Marine Items-The Brigantine Lady Seymour, coppered and copper fastened, has been sold at private bargain, by the house of Messrs. Allison and Co., to William Full, Esq.-Most of the spring ships from Britain have arrived, all of them in short passages, but the best runs have been made, so far this season, by Mic Mac, from Glasgow, White Star, from London, and Wolfe, from Liverpool. The latter is, as usual, in capital order, and a credit to the port from which she sails.-The sharpshooters arriving at this port for supplies for prosecuting the fisheries, during the present season, are fully maintaining their well-earned reputation. But even the smartest of these clippers will have to grease their heels if they hope to surpass some of the old craft. We have just now in our mind's eye one of the latter, a schooner called the Margaret, Green, master, some eight years old, which this season accomplished the round trip hence to Philadelphia and back in twenty-four days, although she had considerable detention in port and at the breakwater. This Margaret has been a remarkably fortunate vessel ever since she came off the stocks, and probably no vessel of her class has ever been less expensive in her outfits for the time being. She is now taking in cargo for a trading voyage to the Labrador coast.-Some of our water-side people noticed the other day three clipper schooners passing up the harbour, stem and quarter, in the following order:-1st, Leading Star; 2nd, Shooting Star; 3rd, Brilliant Star; and, shortly after, the White Star (barque), from London.

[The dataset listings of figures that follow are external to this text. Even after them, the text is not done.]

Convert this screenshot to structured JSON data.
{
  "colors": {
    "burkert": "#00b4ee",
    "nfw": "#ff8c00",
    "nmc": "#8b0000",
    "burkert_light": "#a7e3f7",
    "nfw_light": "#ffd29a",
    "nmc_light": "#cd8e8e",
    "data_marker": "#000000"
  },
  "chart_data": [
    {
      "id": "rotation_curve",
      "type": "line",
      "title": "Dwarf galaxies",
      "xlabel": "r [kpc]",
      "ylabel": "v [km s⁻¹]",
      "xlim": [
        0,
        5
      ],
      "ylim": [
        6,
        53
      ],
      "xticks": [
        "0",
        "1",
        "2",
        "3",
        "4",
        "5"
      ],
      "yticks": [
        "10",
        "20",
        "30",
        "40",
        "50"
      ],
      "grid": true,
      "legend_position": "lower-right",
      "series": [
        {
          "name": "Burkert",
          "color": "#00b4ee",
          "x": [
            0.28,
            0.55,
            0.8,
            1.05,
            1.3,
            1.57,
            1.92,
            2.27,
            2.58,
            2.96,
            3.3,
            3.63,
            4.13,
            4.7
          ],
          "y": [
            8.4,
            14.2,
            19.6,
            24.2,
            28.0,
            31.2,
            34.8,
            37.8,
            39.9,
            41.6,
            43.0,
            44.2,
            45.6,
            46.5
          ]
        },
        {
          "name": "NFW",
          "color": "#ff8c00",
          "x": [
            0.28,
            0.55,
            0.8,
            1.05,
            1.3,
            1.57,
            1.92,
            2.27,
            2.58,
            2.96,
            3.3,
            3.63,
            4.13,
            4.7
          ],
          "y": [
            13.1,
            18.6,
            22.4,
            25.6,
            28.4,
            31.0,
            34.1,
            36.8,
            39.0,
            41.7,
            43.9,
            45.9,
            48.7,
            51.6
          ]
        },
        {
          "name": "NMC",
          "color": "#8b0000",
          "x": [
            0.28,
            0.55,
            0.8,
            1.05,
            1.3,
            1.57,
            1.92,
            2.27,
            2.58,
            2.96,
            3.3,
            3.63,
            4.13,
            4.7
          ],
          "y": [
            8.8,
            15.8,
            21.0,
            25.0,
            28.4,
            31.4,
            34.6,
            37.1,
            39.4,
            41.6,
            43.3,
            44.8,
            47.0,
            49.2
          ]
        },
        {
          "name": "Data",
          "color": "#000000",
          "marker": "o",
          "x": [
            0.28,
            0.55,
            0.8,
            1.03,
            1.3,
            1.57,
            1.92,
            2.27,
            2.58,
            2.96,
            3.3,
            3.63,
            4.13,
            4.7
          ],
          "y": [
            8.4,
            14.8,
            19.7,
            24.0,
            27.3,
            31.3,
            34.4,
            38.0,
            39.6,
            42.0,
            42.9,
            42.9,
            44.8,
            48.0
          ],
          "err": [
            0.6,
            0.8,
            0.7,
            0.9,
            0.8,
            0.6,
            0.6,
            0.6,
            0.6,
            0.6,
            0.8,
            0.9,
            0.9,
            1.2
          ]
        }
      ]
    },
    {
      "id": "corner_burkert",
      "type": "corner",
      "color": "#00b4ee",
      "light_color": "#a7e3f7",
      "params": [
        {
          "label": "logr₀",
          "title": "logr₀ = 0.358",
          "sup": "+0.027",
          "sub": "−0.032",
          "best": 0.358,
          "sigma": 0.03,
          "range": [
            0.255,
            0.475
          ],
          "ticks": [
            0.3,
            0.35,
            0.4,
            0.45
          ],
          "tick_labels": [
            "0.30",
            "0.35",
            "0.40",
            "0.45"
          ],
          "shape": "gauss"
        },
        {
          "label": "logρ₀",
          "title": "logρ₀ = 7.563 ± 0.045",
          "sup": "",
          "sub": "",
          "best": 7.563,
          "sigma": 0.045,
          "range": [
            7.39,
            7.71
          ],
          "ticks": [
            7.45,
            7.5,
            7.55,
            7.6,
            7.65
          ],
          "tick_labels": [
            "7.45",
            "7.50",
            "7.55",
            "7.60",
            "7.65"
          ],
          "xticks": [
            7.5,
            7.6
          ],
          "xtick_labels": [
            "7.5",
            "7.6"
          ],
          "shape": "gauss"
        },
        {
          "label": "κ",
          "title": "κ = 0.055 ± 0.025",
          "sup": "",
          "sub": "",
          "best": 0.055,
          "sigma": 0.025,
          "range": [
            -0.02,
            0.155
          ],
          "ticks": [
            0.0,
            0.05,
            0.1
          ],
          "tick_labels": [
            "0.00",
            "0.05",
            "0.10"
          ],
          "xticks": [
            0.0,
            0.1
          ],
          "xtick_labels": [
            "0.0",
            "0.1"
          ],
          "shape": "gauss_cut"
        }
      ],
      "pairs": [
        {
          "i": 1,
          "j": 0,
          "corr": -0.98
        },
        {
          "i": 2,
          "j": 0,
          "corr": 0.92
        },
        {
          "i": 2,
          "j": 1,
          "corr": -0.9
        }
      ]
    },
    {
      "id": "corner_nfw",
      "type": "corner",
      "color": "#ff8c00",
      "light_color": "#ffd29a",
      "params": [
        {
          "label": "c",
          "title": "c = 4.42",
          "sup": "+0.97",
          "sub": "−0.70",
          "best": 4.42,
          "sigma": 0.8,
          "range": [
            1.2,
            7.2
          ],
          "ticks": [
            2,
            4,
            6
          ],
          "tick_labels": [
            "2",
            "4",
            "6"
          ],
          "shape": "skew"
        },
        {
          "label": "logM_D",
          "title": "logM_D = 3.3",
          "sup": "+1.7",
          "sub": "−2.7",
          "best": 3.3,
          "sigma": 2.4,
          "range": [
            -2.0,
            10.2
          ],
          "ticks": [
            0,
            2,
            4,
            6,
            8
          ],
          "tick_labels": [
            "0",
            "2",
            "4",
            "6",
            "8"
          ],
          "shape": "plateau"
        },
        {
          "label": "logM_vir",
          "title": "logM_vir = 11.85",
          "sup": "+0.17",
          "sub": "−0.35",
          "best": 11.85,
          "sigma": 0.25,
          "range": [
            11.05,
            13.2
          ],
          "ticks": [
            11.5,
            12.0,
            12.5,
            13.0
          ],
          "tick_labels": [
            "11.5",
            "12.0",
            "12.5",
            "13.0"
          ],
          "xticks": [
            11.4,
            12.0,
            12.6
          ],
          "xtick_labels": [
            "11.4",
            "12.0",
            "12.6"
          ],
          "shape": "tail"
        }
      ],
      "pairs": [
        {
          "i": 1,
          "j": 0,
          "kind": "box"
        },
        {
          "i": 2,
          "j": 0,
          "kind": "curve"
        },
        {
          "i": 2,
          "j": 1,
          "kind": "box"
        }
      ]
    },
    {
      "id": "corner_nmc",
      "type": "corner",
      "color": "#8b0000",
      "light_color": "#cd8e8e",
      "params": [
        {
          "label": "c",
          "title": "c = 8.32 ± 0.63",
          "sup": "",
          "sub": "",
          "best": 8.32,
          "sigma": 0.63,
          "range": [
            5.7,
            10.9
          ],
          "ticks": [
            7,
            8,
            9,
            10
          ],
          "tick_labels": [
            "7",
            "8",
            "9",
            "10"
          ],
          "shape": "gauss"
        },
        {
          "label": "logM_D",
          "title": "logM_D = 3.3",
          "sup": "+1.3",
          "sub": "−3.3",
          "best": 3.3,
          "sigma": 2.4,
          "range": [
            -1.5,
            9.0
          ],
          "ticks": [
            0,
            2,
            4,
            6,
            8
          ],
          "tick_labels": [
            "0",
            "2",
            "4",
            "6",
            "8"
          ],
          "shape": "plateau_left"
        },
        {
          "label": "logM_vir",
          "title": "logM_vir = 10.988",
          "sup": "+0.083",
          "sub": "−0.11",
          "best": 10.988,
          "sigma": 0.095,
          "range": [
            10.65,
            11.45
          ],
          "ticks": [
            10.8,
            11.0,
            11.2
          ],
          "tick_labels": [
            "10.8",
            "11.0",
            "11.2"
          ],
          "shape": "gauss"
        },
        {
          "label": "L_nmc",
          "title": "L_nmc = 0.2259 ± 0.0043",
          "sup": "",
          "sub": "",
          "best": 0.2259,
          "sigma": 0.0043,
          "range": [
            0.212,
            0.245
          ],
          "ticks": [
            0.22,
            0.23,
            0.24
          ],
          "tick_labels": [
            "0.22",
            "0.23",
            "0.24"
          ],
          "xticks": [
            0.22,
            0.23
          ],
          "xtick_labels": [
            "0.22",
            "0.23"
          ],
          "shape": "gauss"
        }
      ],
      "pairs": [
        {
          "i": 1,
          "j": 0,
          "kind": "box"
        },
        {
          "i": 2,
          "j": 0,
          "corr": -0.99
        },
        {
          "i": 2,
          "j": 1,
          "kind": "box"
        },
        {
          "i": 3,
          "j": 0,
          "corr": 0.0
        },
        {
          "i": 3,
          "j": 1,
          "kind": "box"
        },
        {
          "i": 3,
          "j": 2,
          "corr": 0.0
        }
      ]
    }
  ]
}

Missing Vessels-We regret to state that no accounts have been received from several vessels which sailed from this port early in January last, and taht there is too much reason to fear they suffered shipwreck in a dreadful gale on the 3rd or 4th of that month. Among the vessels unaccounted for is the brig Chieftain, Capt. M'Carthy, which sailed hence on the 2nd of January, for Montego Bay, Jamaica, and had not arrived there when eighty-five days out. The vessel was owned by mr. J.V. Troop and others, and her cargo belonged to mr. George Hume, a man of colour, born in this city, who, with his mother, brother, and other relatives, were passengers, intending to to [sic] take up their residence in Jamaica, having disposed of their property here, which was considerable. Another vessel, the brig Rocroy, Capt. Scott, for Barbadoes, sailed in company with the Chieftain, and the same uncertainty exists as to her fate. She was owned by Messrs. J. and T. Robinson. Mr. Gifford, formerly postmaster at Richibucto, who was on his way to the West Indies for the benefit of his health, was a passenger on board the Rocroy. A third missing vessel is the new brig Blackbird, Capt. Brier, which sailed from London on the 3rd of January, and had not been reported in the English papers up to the latest date. The friends of the passengers and crews of these vessels are not without hopes that the sufferers may have been taken off the wrecks, and that they will yet be heard from, but at present the most gloomy forebodings are entertained by many. The ship Elizabeth Bentley, Capt. Beyea, which sailed hence for Liverpool 2nd January, encountered the gale in which it is feared the above vessels suffered more severely. The ship succeeded in getting into Lisbon in a very disabled state, and has been condemned. We understand Capt. Beyea writes that the gale was most terrific, and exceeded anything he had ever witnessed.-St. John's Courier.